Rob and I went to Bowman Gray Stadium in Winston Salem last night to catch NASCAR's minor league. Sometimes you just have to wallow in being Southern.

Just for the record: were it not for Rob, I would never watch motorsports. When he is out of town, I certainly don't saddle up to the tv on Sunday afternoons with a beer and a Junior cap, and the volume adjusted at that perfect level where you can sleep through the uneventful laps but be woken by the screaming commentators at the first spin-out.

But in my attempt to spend our marriage choosing worthwhile battles, I finally gave in to the inevitability of NASCAR in my life. I'm a little embarrassed to admit that I have come to find some enjoyment in the sport. In the big leagues, the NASCAR Nextel series, it's the drama between the racers - the off-track interviews and grudge matches that play out when one car "gets into" a rival and spins him out.

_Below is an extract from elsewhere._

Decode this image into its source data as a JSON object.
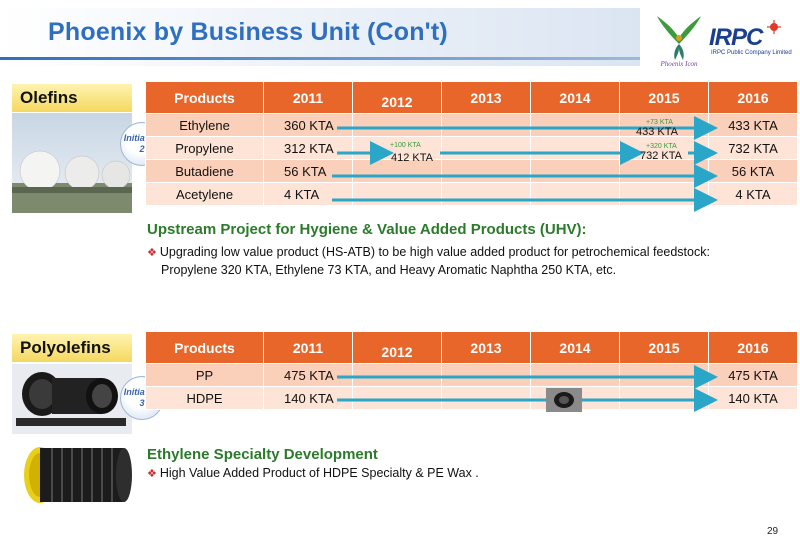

With the locals at Bowman Gray, the inexperience and lack of funding for the drivers leads to crappy cars, flaring tempers and tons of wrecks. During my first Bowman Gray racing experience, one driver t-boned another as they were leaving the track - after the race. In the final stockcar race last night, there were 10 cautions in 15 laps.

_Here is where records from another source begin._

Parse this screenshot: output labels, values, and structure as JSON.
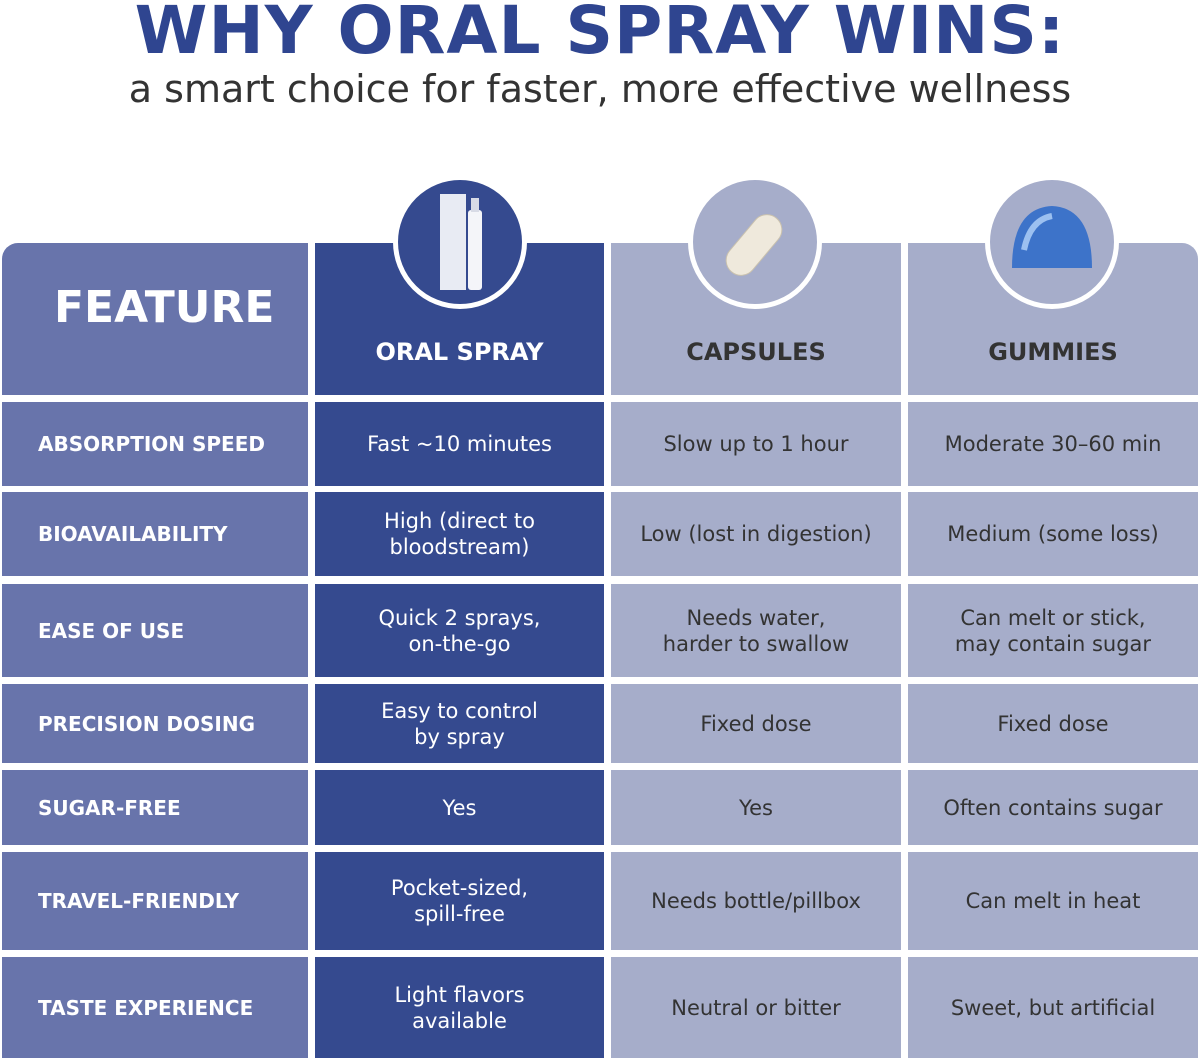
{
  "header": {
    "title": "WHY ORAL SPRAY WINS:",
    "subtitle": "a smart choice for faster, more effective wellness"
  },
  "table": {
    "columns": [
      "FEATURE",
      "ORAL SPRAY",
      "CAPSULES",
      "GUMMIES"
    ],
    "rows": [
      [
        "ABSORPTION SPEED",
        "Fast ~10 minutes",
        "Slow up to 1 hour",
        "Moderate 30–60 min"
      ],
      [
        "BIOAVAILABILITY",
        "High (direct to\nbloodstream)",
        "Low (lost in digestion)",
        "Medium (some loss)"
      ],
      [
        "EASE OF USE",
        "Quick 2 sprays,\non-the-go",
        "Needs water,\nharder to swallow",
        "Can melt or stick,\nmay contain sugar"
      ],
      [
        "PRECISION DOSING",
        "Easy to control\nby spray",
        "Fixed dose",
        "Fixed dose"
      ],
      [
        "SUGAR-FREE",
        "Yes",
        "Yes",
        "Often contains sugar"
      ],
      [
        "TRAVEL-FRIENDLY",
        "Pocket-sized,\nspill-free",
        "Needs bottle/pillbox",
        "Can melt in heat"
      ],
      [
        "TASTE EXPERIENCE",
        "Light flavors\navailable",
        "Neutral or bitter",
        "Sweet, but artificial"
      ]
    ]
  }
}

I do hope to someday compete in two Bowman Gray events - demolition derbies and chain races - and yet even these are not my favorite part of local racing - it's the crowd watching. I wear my sunglasses straight through to the end, long past sunset, so that I can scan the crowd undetected. Some of the highlights from last night included:
  • An 8-year-old (or so) wearing a tee-shirt which read "It's Always Dirtier Down South"
  • Dozens and dozens of kids, of whom only two were wearing ear protection
  • The pack of high-school kids in front of us, three of whom, including one chick, dipped tobacco - the fourth smoked
  • The bald guy with the enormous goatee who stood on the wall to make a two-handed jacking-off gesture at the driver who won the big race
  • The confederate flags: on hats, shirts and purses and for sale at the gift kiosk
  • Fashions revived from my middle school years: opaque, lace-bottomed leggings under jean skirts, polo shirts with the sleeves ripped out, and one girl with a half ponytail and mall bags
  • A teenager in madras shorts and a tucked in polo with the collar turned up who I inexplicable wanted to beat the crap out of
And then there was the peanut vendor - I was really tempted to strike up a conversation with him. He was a thin black teen, maybe 16, walking the aisles alone among an all-white crowd, many of whom consider "redneck" an admirable title.

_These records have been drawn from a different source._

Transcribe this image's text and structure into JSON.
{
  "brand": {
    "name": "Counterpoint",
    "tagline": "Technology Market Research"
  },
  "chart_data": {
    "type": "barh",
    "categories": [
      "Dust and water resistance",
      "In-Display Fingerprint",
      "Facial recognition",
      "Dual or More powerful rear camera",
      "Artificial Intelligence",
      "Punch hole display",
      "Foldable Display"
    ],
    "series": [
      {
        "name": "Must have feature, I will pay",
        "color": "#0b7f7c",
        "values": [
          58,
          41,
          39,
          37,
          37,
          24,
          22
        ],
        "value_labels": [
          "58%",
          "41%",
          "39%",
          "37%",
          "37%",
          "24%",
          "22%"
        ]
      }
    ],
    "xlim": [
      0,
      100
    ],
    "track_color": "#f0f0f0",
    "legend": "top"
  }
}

In fact, all of the non-white people at the track were working: selling beers, overseeing the parkinglot. I spent much of the night wondering if being a black kid working at a venue surpassed in whiteness only by hockey is comfortable in its familiarity, the way being a Jew in a predominantly Christian nation is for me - or is it unnerving, like the time Rob and I went to the UniverSoul Circus, two among 6 white people in attendance, when Zeke, the ringleader's sidekick, picked Rob out of the crowd to scorn?

Much like feminism, American race relations are stuck in that strange netherland where minorities have gained enough ground that some white people like to pretend there's no longer a problem and 60s-style protests seem too extreme, and yet the disparity, in earning, quality of life, prison populations, etc, are still demonstrably great.

I sometimes think about the racial makeup of our friends - while we have non-white friends, the vast majority are white which begs the question: are we more likely to have white friends because we're more likely to have common interest with white people or is it because America still self-segregates, making it more difficult to meet people of other ethnic groups?